Hay imágenes, sonidos, relatos y creaciones artísticas que mueven sentimientos, que inducen ideas y activan la memoria. La película de Alfonso Cuarón es un poderoso estimulante de los recuerdos y en cierta forma, también una incitación a la reflexión.
Vi en las primeras escenas de Roma la fachada del jardín de niños al que yo fui, en la calle de Tlaxcala. El primer sitio donde aprendí de los colores, de las letras que se juntan para hacer palabras, de las sumas y las restas y, sobre todo, de estar lejos de casa; distante de aquel espacio en la colonia vecina, la Narvarte, donde, como en la casa de Sofía, se contenía todo un mundo en vías de ser descubierto.
Los críticos del cine juzgan las obras en su dimensión técnica. A otros nos toca, en cambio, sólo el goce de disfrutar de sus efectos. Los sonidos recreados para esta película son los de mi primera infancia. Los personajes evocan a algunos de mis personajes y la trama parece que le roba pedazos al relato de mi niñez, de la ciudad y del México que vivimos hace muchos años y donde, en primera instancia, muchos nos formamos y crecimos.
Un México quizá más violento de lo que creemos recordar, tal vez porque en aquel tiempo, la protección de nuestra Sofía nos mantuvo demasiado a salvo, pero que evidentemente era ya un país de desigualdades profundas, de rencores acumulados y tensiones silenciadas. Un México de roles rígidos, donde el poder se ejercía sin mayores miramientos ni consensos y se imponía, con suavidad en los mejores casos, pero con firmeza, dentro de las casas y fuera de ellas, en las calles y en los pueblos; en la política y en la escuela; en el trabajo y en las relaciones familiares.

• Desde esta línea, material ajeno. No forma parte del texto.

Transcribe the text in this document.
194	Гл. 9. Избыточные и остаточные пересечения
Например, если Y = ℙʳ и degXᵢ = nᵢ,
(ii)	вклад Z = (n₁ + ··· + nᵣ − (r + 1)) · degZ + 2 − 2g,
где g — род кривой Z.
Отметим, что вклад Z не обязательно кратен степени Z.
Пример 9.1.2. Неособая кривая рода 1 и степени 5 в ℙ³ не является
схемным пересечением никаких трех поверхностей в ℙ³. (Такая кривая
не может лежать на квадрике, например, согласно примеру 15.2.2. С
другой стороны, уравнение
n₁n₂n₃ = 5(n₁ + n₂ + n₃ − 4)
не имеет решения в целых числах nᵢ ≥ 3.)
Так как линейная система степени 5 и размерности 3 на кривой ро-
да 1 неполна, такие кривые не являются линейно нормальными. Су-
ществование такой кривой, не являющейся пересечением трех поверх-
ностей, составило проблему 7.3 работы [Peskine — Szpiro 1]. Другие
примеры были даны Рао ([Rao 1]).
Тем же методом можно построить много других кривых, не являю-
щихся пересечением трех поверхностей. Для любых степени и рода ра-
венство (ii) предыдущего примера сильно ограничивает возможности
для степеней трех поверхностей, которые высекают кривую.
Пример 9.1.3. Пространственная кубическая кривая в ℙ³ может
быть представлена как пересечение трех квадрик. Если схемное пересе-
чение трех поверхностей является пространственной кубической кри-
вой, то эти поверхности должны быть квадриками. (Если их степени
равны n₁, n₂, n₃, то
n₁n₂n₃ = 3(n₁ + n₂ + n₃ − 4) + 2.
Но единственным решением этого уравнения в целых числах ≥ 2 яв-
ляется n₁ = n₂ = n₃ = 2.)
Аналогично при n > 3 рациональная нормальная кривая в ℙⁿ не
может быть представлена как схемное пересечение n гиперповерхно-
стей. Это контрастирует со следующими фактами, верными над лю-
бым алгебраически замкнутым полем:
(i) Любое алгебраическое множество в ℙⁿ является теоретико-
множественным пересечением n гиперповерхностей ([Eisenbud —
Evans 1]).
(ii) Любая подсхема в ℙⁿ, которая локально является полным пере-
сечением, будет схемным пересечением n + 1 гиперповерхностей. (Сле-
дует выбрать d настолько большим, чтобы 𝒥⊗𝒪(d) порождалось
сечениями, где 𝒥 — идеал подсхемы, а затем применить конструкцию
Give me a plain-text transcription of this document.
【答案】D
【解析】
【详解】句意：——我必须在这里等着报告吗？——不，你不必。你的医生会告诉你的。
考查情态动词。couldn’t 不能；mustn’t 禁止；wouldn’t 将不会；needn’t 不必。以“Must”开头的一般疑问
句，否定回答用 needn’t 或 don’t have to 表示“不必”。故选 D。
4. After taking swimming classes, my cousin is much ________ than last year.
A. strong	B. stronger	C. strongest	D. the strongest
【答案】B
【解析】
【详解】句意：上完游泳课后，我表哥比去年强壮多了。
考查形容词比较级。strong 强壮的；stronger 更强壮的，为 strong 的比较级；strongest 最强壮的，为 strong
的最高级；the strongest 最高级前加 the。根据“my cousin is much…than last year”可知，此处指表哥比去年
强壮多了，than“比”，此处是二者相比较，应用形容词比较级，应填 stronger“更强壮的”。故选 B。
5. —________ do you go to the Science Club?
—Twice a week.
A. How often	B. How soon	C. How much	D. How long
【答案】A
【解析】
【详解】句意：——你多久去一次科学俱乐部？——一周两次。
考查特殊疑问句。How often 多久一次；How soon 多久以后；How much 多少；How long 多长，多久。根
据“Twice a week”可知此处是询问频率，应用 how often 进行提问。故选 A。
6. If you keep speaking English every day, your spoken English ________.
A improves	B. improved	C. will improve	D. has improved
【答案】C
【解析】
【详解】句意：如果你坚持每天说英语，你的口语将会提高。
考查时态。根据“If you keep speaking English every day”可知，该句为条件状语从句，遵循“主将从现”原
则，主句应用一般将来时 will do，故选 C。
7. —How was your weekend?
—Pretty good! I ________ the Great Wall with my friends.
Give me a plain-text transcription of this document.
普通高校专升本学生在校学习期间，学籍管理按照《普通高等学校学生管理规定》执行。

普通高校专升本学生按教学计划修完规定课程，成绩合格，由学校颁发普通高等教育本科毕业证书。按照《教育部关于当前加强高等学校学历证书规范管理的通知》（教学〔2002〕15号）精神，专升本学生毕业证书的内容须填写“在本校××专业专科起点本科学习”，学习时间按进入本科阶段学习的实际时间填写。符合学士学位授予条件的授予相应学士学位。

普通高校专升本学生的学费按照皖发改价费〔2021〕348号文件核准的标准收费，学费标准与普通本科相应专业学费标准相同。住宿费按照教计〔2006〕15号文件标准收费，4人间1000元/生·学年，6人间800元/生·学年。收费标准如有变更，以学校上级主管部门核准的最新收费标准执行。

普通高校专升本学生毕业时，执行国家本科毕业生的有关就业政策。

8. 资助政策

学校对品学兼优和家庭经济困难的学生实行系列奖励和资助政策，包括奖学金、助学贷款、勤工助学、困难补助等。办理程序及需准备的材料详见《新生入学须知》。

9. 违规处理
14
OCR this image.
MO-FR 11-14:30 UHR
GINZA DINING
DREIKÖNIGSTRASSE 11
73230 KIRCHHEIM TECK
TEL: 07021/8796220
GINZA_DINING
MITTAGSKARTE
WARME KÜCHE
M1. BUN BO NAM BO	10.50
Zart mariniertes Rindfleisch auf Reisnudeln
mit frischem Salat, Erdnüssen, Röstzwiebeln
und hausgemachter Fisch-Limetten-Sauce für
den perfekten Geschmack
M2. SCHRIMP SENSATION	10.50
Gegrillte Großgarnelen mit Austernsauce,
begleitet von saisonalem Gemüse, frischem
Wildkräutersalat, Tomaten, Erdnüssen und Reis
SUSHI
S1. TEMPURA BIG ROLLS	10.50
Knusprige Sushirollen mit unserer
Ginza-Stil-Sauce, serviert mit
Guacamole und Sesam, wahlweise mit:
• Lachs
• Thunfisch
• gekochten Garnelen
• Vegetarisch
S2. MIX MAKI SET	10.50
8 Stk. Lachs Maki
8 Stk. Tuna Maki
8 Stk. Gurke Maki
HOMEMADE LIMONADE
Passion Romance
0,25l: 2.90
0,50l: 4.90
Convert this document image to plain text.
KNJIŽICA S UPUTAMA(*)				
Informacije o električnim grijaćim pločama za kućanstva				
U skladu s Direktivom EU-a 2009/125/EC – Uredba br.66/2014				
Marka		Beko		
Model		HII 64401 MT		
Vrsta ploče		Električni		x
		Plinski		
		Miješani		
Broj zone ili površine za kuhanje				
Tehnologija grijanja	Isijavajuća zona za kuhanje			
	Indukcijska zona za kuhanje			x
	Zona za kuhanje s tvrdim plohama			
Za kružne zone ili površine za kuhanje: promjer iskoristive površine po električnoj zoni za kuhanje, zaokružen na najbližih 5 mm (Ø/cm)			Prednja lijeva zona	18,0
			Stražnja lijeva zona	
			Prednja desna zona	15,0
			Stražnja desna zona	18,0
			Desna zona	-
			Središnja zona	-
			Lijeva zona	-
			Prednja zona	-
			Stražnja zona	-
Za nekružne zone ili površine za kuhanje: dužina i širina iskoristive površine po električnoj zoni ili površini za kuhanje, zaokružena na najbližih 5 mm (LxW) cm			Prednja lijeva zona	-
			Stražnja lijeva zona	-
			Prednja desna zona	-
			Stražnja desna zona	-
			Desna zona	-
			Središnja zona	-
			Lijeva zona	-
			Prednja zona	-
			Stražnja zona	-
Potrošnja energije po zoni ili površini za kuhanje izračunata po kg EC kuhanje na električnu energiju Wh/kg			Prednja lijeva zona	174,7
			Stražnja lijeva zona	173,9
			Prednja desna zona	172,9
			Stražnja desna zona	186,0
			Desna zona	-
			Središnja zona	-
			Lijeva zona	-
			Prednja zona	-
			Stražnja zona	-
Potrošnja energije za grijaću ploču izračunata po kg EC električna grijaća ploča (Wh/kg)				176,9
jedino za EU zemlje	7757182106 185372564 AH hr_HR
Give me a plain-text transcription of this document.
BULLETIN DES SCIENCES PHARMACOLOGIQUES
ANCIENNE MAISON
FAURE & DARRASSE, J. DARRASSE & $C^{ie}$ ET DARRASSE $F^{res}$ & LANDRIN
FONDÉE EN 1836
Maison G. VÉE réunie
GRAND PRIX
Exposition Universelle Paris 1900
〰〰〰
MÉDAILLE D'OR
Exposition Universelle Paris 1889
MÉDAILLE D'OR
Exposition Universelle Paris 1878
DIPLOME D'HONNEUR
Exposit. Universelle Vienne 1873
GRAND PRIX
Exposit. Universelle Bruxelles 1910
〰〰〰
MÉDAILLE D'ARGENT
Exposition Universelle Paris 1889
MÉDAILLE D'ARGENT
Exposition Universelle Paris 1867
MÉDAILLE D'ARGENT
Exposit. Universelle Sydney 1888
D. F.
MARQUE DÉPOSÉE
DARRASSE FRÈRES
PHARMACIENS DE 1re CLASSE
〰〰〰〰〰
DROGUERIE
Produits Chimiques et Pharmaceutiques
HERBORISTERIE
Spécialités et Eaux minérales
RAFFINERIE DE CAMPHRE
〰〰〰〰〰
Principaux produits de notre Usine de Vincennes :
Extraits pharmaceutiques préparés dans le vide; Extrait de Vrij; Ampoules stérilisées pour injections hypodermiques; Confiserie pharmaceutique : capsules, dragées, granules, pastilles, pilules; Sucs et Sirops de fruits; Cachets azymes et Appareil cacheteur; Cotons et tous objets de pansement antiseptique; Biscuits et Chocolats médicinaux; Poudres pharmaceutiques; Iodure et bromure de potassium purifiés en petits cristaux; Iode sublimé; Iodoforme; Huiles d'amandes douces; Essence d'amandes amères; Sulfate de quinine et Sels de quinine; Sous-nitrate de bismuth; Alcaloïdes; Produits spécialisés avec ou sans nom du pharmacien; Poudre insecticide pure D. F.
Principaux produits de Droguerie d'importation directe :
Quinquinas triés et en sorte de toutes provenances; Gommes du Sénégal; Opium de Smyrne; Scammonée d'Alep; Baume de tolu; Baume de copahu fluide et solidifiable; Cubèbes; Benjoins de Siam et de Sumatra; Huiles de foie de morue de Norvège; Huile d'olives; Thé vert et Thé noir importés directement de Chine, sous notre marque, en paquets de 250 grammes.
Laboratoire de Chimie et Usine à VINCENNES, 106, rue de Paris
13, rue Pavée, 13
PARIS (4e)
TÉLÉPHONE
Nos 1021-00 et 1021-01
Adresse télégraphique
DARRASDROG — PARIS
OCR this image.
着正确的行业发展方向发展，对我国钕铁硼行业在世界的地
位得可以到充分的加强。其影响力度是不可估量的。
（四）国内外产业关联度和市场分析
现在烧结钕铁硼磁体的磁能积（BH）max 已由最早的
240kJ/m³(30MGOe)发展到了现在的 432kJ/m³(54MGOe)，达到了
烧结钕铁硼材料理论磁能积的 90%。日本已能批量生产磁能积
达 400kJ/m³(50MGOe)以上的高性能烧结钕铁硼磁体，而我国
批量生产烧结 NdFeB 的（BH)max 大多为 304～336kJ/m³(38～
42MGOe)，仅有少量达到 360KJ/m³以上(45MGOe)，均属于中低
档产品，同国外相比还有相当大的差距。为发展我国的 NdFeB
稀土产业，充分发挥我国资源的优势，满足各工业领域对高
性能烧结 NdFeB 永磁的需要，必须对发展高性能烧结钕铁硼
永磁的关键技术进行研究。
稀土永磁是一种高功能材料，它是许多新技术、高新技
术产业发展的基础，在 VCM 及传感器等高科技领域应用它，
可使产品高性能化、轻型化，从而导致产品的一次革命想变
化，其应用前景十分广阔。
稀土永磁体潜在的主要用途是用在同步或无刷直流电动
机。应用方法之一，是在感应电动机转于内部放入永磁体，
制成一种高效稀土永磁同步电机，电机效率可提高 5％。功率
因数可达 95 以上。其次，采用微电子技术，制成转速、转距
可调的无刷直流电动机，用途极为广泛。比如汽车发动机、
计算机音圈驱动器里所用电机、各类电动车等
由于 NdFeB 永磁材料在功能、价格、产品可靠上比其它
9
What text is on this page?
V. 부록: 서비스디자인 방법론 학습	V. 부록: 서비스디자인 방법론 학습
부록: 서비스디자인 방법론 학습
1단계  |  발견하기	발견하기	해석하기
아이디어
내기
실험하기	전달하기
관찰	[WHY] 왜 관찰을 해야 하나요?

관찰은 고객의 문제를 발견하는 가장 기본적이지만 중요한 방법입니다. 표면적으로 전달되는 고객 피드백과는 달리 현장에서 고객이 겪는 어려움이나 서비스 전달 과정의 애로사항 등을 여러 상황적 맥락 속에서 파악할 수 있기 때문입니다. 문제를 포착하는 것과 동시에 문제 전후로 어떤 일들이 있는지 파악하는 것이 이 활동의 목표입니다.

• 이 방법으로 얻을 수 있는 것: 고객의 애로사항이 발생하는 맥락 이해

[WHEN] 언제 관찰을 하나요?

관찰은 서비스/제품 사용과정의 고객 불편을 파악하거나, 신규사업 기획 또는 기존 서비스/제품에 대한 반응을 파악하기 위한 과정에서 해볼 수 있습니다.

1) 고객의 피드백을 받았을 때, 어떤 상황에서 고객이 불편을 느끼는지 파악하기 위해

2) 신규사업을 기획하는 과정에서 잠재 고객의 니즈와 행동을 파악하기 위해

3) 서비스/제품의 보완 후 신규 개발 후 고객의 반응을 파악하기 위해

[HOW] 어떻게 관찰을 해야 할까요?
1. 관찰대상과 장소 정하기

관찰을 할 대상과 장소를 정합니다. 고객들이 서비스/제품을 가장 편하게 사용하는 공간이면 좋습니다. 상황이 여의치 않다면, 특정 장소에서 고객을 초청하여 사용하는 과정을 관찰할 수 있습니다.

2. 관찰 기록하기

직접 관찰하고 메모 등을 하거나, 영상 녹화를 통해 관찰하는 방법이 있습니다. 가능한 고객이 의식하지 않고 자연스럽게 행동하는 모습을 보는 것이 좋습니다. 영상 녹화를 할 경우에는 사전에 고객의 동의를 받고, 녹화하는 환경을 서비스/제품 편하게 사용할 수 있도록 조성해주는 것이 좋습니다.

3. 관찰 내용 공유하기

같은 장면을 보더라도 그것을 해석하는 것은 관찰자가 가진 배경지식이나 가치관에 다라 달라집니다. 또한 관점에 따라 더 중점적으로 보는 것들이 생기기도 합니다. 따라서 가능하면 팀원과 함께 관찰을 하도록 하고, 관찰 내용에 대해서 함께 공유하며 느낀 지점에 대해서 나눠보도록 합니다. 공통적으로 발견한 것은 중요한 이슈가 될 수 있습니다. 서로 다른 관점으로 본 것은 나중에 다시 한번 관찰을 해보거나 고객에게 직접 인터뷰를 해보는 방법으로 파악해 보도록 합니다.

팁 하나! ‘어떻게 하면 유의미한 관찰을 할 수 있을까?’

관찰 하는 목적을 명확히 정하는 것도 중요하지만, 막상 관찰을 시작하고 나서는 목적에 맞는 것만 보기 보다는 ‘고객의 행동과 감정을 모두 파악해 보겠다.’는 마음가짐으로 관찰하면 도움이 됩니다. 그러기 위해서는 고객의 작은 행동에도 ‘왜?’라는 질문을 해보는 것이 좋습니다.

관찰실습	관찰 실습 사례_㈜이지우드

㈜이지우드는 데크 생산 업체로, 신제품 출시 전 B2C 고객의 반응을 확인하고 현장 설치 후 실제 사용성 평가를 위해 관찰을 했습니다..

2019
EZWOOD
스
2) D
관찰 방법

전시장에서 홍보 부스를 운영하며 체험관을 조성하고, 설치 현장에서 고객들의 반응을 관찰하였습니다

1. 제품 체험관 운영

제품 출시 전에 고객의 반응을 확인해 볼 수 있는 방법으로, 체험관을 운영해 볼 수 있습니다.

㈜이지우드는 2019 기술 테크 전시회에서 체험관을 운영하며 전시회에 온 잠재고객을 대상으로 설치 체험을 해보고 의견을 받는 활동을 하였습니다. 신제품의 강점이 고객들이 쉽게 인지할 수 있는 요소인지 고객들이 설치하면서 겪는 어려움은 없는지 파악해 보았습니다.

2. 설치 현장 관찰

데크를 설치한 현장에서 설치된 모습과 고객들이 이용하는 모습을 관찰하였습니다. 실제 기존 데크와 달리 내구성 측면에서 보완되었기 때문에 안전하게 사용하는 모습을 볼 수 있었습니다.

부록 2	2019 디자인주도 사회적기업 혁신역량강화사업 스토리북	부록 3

Hoy un joven mira con cierta perplejidad la condición de desventaja que debían remontar las mujeres en Roma. Nosotros fuimos educados asumiendo un poco de aquello como algo casi natural. La tarea de ellas tenía como premisa, más o menos oculta, su infinita capacidad de aguantar y de dar y resolver siempre algo más.
Los derechos y libertades que se fueron ganando en algún momento de la década de los años 80 y consolidando en las siguientes, eran, en 1971, una absoluta imposibilidad. La voz del gobierno iba casi sola en la definición de la agenda y en la conformación de la opinión pública. Los medios de comunicación eran primordialmente fuentes de entretenimiento, casi nunca un contrapeso. El presidente entonces, bueno o malo, era, como dice un excitado feligrés del mandatario actual, un “personaje místico, cruzado e iluminado”, que en aquel año repetía que íbamos “arriba y adelante”, aunque quienes éramos niños no preguntaríamos a tiempo arriba ni adelante de qué.
El México recreado por Cuarón para Roma no era un mal sitio. Su promesa de futuro era inmensa; la posibilidad de movilidad social lucía más amplia que hoy; el fin del mundo por un ataque nuclear o la invasión extraterrestre rondaban nuestra imaginación, pero eran difíciles de imaginar en las calles de esta entrañable ciudad. Y en el peor de los casos, si alguna noche en la que, como solía ocurrir, los padres estaban fuera, los miedos comenzaban a crecer, la panza empezaba a doler o el agobio por las tareas asediaba el sueño, tuvimos la invaluable fortuna de que nuestra Cleo estuviera ahí para confortarnos y regalarnos un poco de su armonía y de su paz.
Roma puede mirarse también como un recordatorio sutil de que no hay tiempo mejor que el que tenemos, y que habrá que defender y disfrutar.